Data Redirection to respective CRM functionalities
All comments tagged under the tag cluster visible under the folksonomies of liking and satisfaction can be diverted for sentiment mining to aid consumer segmentation. All comments under the tag cluster representing the folksonomy of Involvement I and II are routed to the ‘Customer Service and Support’ functionality. All comments under the tag representing the folksonomy of Involvement III are directed to the ‘Marketing Communication ‘function and all comments under the tags clustered under Involvement IV are sent to the ‘Product development’ function.
Corporates can invest in creating more organization friendly retrieval measures like developing interfaces for respective campaigns for retrieval of individual comments viz. comments with sales leads, product suggestion etc.
Consumers can be clustered on the basis of sentiment scores. (Calculation of Sentiment scores has been discussed in the earlier post on Sentiment mining).

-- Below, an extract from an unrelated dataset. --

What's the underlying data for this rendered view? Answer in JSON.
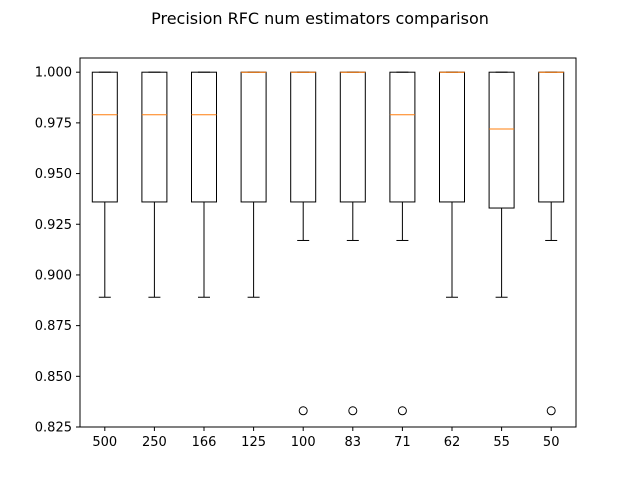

To demonstrate an example, the sentiment scores of a set of consumers from a blog post of an airline company, were subjected to cluster analysis, whereby using the nearest neighbor technique, consumer clusters can be formed. The resulting dendrogram brought out clusters of consumers.
While Aaron, Bill and Bob belong to one cluster, all other remaining members except Drew fell under one cluster. Drew formed the third cluster.
This can form the basis of consumer profiling as and when a new consumer enters the system. Consumer profiling can help in customer response prediction. The new customer joining a cluster is likely to respond to an offer in a particular way that is probably similar to the previous customers who have responded.
By allocating the consumer to the respective cluster, and hence identifying the next likely customer to behave in a particular way, behavioral traits and prospective consumer targeting strategies can be formulated for better success rates from the viewpoint of Marketing and CRM.